JACQUES, ES-TU LÀ ?
Allô ? Jacques ?
Cette semaine j’avais appelé plusieurs fois, mais en vain. Ce n’était pas dans tes habitudes, tu répondais promptement et le cas échéant tu rappelais rapidement. Tu savais que je voulais m’enquérir de ton état. Entre-temps, durant cette absence de réponse j’envisageais le pire, jusqu’au moment où je pris connaissance de ton courriel : « j’étais à la campagne, sans connexion. » Ouf, enfin, quelle frousse bleue tu m’avais flanquée. Évidemment que tu ne t’en rappelles pas puisque je ne t’en ai jamais soufflé mot. Tu ne t’attardais pas sur ton état critique et je ne laissais pas transparaître mon inquiétude. Chez nous, la pudeur était aussi en partage. En effet, pourquoi montrer le vilain, le malin quand on peut tout aussi facilement montrer la beauté et la bonté ?

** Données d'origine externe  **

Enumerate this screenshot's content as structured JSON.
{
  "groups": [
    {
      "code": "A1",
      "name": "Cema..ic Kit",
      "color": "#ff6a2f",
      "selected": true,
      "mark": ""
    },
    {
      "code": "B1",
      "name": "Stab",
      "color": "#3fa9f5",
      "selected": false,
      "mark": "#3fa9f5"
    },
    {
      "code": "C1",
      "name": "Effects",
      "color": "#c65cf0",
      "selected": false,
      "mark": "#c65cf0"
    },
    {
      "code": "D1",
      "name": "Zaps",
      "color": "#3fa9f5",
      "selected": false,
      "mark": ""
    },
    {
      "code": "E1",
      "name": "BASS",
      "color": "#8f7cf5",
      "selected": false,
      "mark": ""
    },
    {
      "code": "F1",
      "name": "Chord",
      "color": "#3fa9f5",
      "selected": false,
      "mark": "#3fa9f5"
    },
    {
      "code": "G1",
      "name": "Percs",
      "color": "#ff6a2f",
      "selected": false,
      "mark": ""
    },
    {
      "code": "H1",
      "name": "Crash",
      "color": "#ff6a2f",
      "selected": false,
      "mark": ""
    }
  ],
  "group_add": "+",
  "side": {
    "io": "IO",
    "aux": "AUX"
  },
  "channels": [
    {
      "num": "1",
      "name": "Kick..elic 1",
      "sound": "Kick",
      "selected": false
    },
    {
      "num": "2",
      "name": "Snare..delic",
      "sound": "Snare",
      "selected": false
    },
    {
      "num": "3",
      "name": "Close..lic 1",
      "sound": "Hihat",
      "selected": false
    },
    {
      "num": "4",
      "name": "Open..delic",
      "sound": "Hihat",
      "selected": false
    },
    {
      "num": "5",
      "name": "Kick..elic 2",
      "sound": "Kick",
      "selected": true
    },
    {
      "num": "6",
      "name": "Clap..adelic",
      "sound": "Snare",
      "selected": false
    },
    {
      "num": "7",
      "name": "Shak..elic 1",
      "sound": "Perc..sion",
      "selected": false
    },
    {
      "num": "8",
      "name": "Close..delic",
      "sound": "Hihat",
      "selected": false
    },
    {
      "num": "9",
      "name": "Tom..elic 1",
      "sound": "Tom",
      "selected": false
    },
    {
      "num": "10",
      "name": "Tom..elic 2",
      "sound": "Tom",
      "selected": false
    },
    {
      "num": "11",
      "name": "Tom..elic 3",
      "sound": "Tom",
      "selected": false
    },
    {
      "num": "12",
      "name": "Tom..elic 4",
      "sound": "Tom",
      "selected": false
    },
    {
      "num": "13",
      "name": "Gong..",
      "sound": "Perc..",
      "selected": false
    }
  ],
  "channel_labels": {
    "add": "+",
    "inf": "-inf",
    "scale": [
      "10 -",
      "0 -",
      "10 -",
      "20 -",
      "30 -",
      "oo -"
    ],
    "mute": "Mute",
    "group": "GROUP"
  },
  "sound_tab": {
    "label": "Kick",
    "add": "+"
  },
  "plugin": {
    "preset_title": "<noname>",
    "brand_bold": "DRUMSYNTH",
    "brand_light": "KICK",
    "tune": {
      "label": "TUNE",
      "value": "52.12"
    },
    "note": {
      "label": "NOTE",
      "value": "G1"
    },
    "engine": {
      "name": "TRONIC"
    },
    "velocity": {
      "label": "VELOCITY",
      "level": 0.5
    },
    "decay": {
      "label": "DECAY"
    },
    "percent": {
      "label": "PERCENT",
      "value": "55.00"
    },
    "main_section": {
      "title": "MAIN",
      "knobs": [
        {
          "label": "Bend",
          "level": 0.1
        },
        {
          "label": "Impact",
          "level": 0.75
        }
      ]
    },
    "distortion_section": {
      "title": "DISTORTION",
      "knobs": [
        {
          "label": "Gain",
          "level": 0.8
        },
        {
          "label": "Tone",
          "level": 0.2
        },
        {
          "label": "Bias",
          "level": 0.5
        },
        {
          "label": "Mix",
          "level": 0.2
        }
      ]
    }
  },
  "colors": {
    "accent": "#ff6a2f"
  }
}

Après ton départ, j’ai demandé : où sont ceux qui ont quitté la planète ? Es-tu plutôt en orient ou en occident ; plutôt sept pieds sous terre ou au septième ciel ?
Après ton départ, j’ai demandé aux chrétiens, aux juifs, aux musulmans, aux bouddhistes, aux hindouistes … où sont ceux qui sont partis ? Chacun m’a donné sa réponse.
Bref, j’ai fini par comprendre que tu es là, que ton souvenir et ta mémoire sont là, que tu seras toujours là. Ta progéniture, ton œuvre t’a survécu. Esprit d’Avant, te porte, te reflète et miroite quelque chose de ton esprit.
Nous avons certes parcouru un bon bout de chemin. Pour être plus précis, chacun cheminait à sa façon, sans concertation. À vrai dire, nous nous voyons très rarement, lors de ces traditionnelles assemblées générales annuelles. Mais à chaque retrouvailles j’ai toujours eu l’impression que nous nous étions quittés la veille, tant j’avais chaque fois l’impression de te rejoindre. Là où tu m’as semblé toujours installé : au sommet de la montagne. Au fur et à mesure des années j’eu l’impression d’en avoir gravi quelques versants majeurs. À chaque nouvelle retrouvaille, j’allais plus loin dans mon cheminement, j’étais plus haut dans mon ascension. En s’approchant du sommet d’une crête, on se retrouve bien plus proche que si nous étions restés au pied de la montagne. Mais surtout, on s’extrait de son groupe, on se surpasse, on transcende les traditions et on comprend à quel point l’homme intervient dans l’invention de sa religion.